Lara nie miała już nawet siły, żeby stawiać opór, kiedy przerzucono ją na brzuch.
- Aiiiieeeeee!!! – zawyła z bólu, kiedy czuła, że coś ostrego wbija się w jej skórę, najpierw na pośladkach a potem na udzie. Ale znowu mocne ręce trzymały ją, przyciskając mocno do łóżka.
- Nie szarp się, biała zdziro bo cię jeszcze skaleczę – rzuciła tamta – A nie chcesz tego, bo może wdać się zakażenie czy jakiś świństwo.
Po kilku minutach przestała. Kobiety puściły Larę. Powoli podniosła się, słaba z bólu i upokorzenia. Spojrzała na swoje udo. Niebieskim atramentem wytatuowano tam napis „zdzira”. Nie wiedziała, co znajduje się na jej dupie, ale spodziewała się czegoś podobnego. Płacząc, padła na łóżko.

- Podobasz mi się, biała kurwo – powiedziała kobieta, siadając koło niej – Będziesz naszą osobistą niewolnicą. Załatwię ci specjalny strój, żeby każdy wiedział, kim jesteś. Od tej pory należysz do naszej celi. Jesteś tu najkrócej, więc musisz być posłuszna wszystkim. Jak któraś z dziewczyn każe ci coś zrobić, ty to zrobisz, kumasz? Pytam, kumasz?

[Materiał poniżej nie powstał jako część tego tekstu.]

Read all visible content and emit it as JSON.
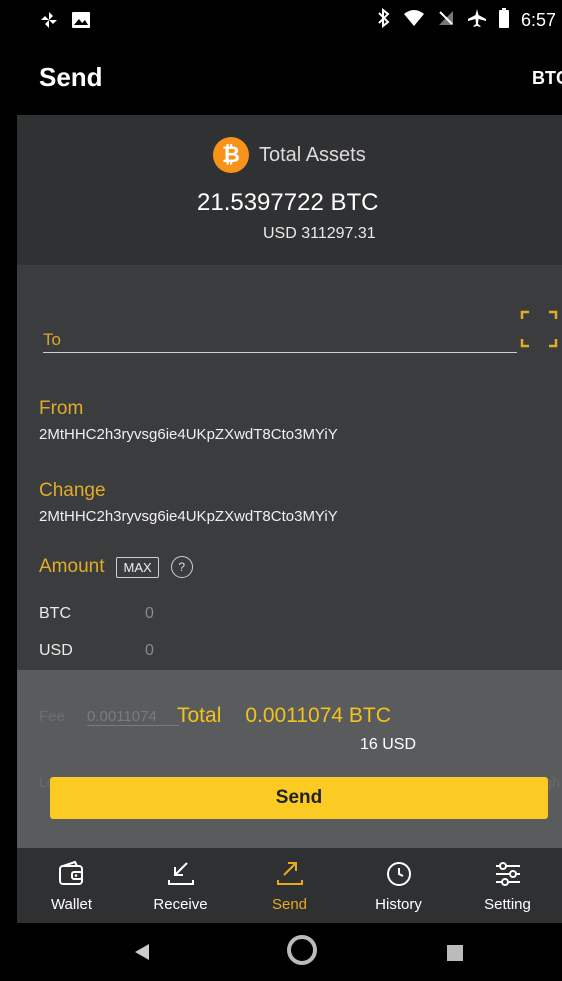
{
  "status_bar": {
    "time": "6:57"
  },
  "app_bar": {
    "title": "Send",
    "currency": "BTC"
  },
  "assets": {
    "label": "Total Assets",
    "btc_value": "21.5397722 BTC",
    "usd_value": "USD 311297.31"
  },
  "form": {
    "to_placeholder": "To",
    "from_label": "From",
    "from_address": "2MtHHC2h3ryvsg6ie4UKpZXwdT8Cto3MYiY",
    "change_label": "Change",
    "change_address": "2MtHHC2h3ryvsg6ie4UKpZXwdT8Cto3MYiY",
    "amount_label": "Amount",
    "max_label": "MAX",
    "help_label": "?",
    "btc_label": "BTC",
    "btc_value": "0",
    "usd_label": "USD",
    "usd_value": "0"
  },
  "fee": {
    "label": "Fee",
    "value": "0.0011074",
    "low_label": "Low",
    "high_label": "High"
  },
  "total": {
    "label": "Total",
    "btc": "0.0011074 BTC",
    "usd": "16 USD"
  },
  "send_button": "Send",
  "nav": {
    "items": [
      {
        "label": "Wallet",
        "icon": "wallet-icon"
      },
      {
        "label": "Receive",
        "icon": "receive-arrow-icon"
      },
      {
        "label": "Send",
        "icon": "send-arrow-icon",
        "active": true
      },
      {
        "label": "History",
        "icon": "clock-icon"
      },
      {
        "label": "Setting",
        "icon": "sliders-icon"
      }
    ]
  },
  "colors": {
    "accent": "#f3c21b",
    "active_nav": "#e9a91f",
    "label_gold": "#e0ac2a",
    "btc_orange": "#f7931a"
  }
}
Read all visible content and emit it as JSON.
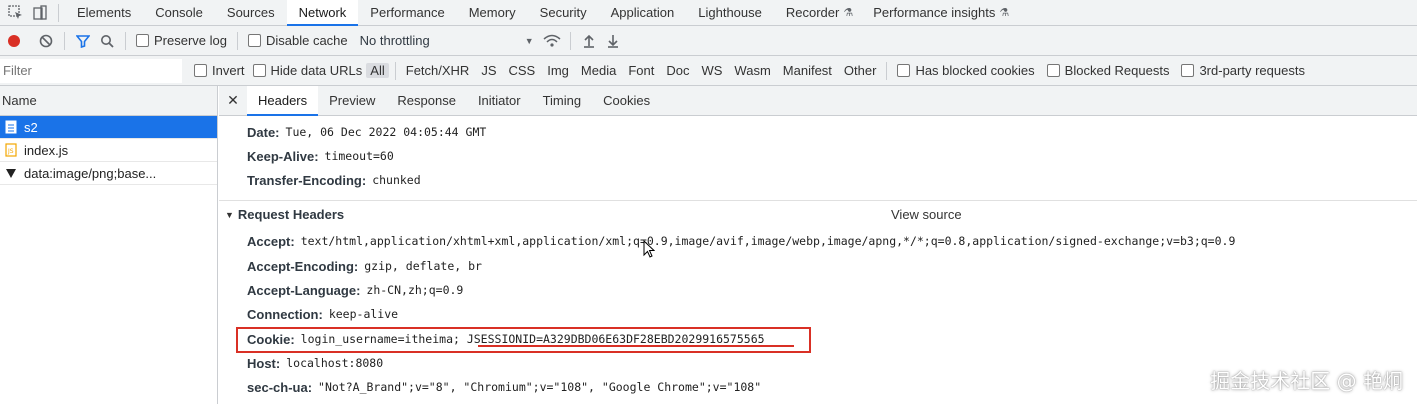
{
  "panel_tabs": [
    "Elements",
    "Console",
    "Sources",
    "Network",
    "Performance",
    "Memory",
    "Security",
    "Application",
    "Lighthouse",
    "Recorder",
    "Performance insights"
  ],
  "toolbar": {
    "preserve_log": "Preserve log",
    "disable_cache": "Disable cache",
    "throttling": "No throttling"
  },
  "filterbar": {
    "placeholder": "Filter",
    "invert": "Invert",
    "hide_data_urls": "Hide data URLs",
    "types": [
      "All",
      "Fetch/XHR",
      "JS",
      "CSS",
      "Img",
      "Media",
      "Font",
      "Doc",
      "WS",
      "Wasm",
      "Manifest",
      "Other"
    ],
    "blocked_cookies": "Has blocked cookies",
    "blocked_requests": "Blocked Requests",
    "third_party": "3rd-party requests"
  },
  "requests": {
    "column": "Name",
    "items": [
      "s2",
      "index.js",
      "data:image/png;base..."
    ]
  },
  "detail_tabs": [
    "Headers",
    "Preview",
    "Response",
    "Initiator",
    "Timing",
    "Cookies"
  ],
  "response_headers": [
    {
      "key": "Date:",
      "value": "Tue, 06 Dec 2022 04:05:44 GMT"
    },
    {
      "key": "Keep-Alive:",
      "value": "timeout=60"
    },
    {
      "key": "Transfer-Encoding:",
      "value": "chunked"
    }
  ],
  "request_section": {
    "title": "Request Headers",
    "view_source": "View source"
  },
  "request_headers": [
    {
      "key": "Accept:",
      "value": "text/html,application/xhtml+xml,application/xml;q=0.9,image/avif,image/webp,image/apng,*/*;q=0.8,application/signed-exchange;v=b3;q=0.9"
    },
    {
      "key": "Accept-Encoding:",
      "value": "gzip, deflate, br"
    },
    {
      "key": "Accept-Language:",
      "value": "zh-CN,zh;q=0.9"
    },
    {
      "key": "Connection:",
      "value": "keep-alive"
    },
    {
      "key": "Cookie:",
      "value": "login_username=itheima; JSESSIONID=A329DBD06E63DF28EBD2029916575565"
    },
    {
      "key": "Host:",
      "value": "localhost:8080"
    },
    {
      "key": "sec-ch-ua:",
      "value": "\"Not?A_Brand\";v=\"8\", \"Chromium\";v=\"108\", \"Google Chrome\";v=\"108\""
    }
  ],
  "watermark": "掘金技术社区 @ 艳炯",
  "colors": {
    "accent": "#1a73e8",
    "record": "#d93025",
    "highlight_box": "#d93025"
  }
}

- Ta… tak… - odpowiedziała Lara, płacząc. To był jakiś koszmarny sen. Wiedziała, że musi się jak najszybciej spotkać z prawnikiem i stąd wydostać. Bo inaczej…
- Nie wiem, jak długo tu będziesz, ale mnie to nie obchodzi, bo to ja decyduję, kto stąd wychodzi. Jak liczysz, że ktoś cię stąd wyciągnie, to zapomnij. Od tej pory jesteś naszą zabawką. Jak się nazywasz?
- Lara…

Następnego dnia rano Lara obudziła się na twardym, więziennym łóżku. Koło niej leżały nowe ciuchy. Czarne rajstopy, z otworem między nogami i skórzana obroża na szyję z napisem „Dziwka”. Nic więcej. Patrzyła i nie wierzyła. Miała nosić coś takiego?
- Co się tak lampisz? – usłyszała nad sobą głos jednej z więźniarek – zakładaj!
- Ale…
- Slap! – otwarta dłoń uderzyła ją w policzek.
 Lara, bojąc się reakcji innych kobiet, naciągnęła rajstopy na nogi i zapięła na szyi obrożę. Gdy ją zapinała, wiedziała, że w ten sposób sama zgadza się na to, co miało się z nią dziać. Od tej chwili była niewolnicą całej celi.